B – TREE OF KNOWLEDGE (1a-7a) – He said to the woman, “Did God really say, ‘You can’t eat from any tree in the garden’?” (2) The woman said to the serpent, “We may eat the fruit from the trees in the garden. (3) But about the fruit of the tree in the middle of the garden, God said, ‘You must not eat it or touch it, or you will die.’” (4) “No! You will not die,” the serpent said to the woman. (5) “In fact, God knows that when you eat it your eyes will be opened and you will be like God, knowing good and evil.” (6) Then the woman saw that the tree was good for food and delightful to look at, and that it was desirable for obtaining wisdom. So she took some of its fruit and ate it; she also gave some to her husband, who was with her, and he ate it. (7) Then the eyes of both of them were opened, and they knew they were naked;

B’ – TREE OF KNOWLEDGE AND LIFE (22) The LORD God said, “Since man has become like one of Us, knowing good and evil, he must not reach out, take from the tree of life, eat, and live forever.”

C – ADAM AND EVE CLOTHE THEMSELVES (7b) so they sewed fig leaves together and made loincloths for themselves.

C’ – GOD CLOTHES ADAM AND EVE (21) The LORD God made clothing out of skins for Adam and his wife, and He clothed them.

D – GOD WALKS IN THE WORLD HE GAVE LIFE TO (8) Then the man and his wife heard the sound of the LORD God walking in the garden at the time of the evening breeze, and they hid themselves from the LORD God among the trees of the garden.

D’ – EVE PROVIDES LIFE IN THE WORLD (20) Adam named his wife Eve because she was the mother of all the living.

E – GOD SPEAKS TO ADAM (9-12) So the LORD God called out to the man and said to him, “Where are you?” (10) And he said, “I heard You in the garden and I was afraid because I was naked, so I hid.” (11) Then He asked, “Who told you that you were naked? Did you eat from the tree that I commanded you not to eat from? ” (12) Then the man replied, “The woman You gave to be with me — she gave me some fruit from the tree, and I ate.”

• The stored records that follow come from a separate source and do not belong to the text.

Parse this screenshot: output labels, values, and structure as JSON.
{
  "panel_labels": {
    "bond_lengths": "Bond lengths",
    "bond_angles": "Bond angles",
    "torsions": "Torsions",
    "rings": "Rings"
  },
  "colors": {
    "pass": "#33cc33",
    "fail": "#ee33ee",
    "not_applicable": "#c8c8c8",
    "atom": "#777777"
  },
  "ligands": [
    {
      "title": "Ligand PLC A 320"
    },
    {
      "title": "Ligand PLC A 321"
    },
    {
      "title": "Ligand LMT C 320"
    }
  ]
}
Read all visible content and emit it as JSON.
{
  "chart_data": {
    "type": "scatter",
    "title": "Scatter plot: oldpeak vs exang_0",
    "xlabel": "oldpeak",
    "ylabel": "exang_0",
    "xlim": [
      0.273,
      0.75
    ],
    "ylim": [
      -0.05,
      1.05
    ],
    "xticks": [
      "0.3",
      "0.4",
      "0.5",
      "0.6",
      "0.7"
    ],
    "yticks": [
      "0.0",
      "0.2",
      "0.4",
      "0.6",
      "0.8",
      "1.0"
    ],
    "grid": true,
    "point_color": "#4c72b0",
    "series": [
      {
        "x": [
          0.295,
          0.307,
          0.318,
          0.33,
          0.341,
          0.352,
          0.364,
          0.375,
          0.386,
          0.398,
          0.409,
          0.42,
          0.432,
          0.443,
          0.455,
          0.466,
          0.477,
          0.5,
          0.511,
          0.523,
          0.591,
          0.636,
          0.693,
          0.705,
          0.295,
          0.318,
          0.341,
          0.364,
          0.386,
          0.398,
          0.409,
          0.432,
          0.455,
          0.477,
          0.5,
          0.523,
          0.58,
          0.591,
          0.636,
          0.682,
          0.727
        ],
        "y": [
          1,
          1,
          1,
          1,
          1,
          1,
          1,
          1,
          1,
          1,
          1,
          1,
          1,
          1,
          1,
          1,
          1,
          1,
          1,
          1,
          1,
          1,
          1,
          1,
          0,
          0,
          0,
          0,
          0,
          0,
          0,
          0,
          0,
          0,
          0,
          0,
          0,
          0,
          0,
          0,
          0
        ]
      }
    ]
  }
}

E’ – GOD SPEAKS TO ADAM (17-19) And He said to Adam, “Because you listened to your wife’s voice and ate from the tree about which I commanded you, ‘Do not eat from it’: The ground is cursed because of you. You will eat from it by means of painful labor all the days of your life. (18) It will produce thorns and thistles for you, and you will eat the plants of the field. (19) You will eat bread by the sweat of your brow until you return to the ground, since you were taken from it. For you are dust, and you will return to dust.”

F – GOD SPEAKS TO EVE (13) So the LORD God asked the woman, “What is this you have done?” And the woman said, “It was the serpent. He deceived me, and I ate.”

F’ – GOD SPEAKS TO EVE (16) He said to the woman: I will intensify your labor pains; you will bear children in anguish. Your desire will be for your husband, yet he will rule over you.

G – GOD SPEAKS TO THE SERPENT – MESSIANIC PROPHECY (14-15) Then the LORD God said to the serpent: Because you have done this, you are cursed more than any livestock and more than any wild animal. You will move on your belly and eat dust all the days of your life. (15) I will put hostility between you and the woman, and between your seed and her seed. He will strike your head, and you will strike his heel.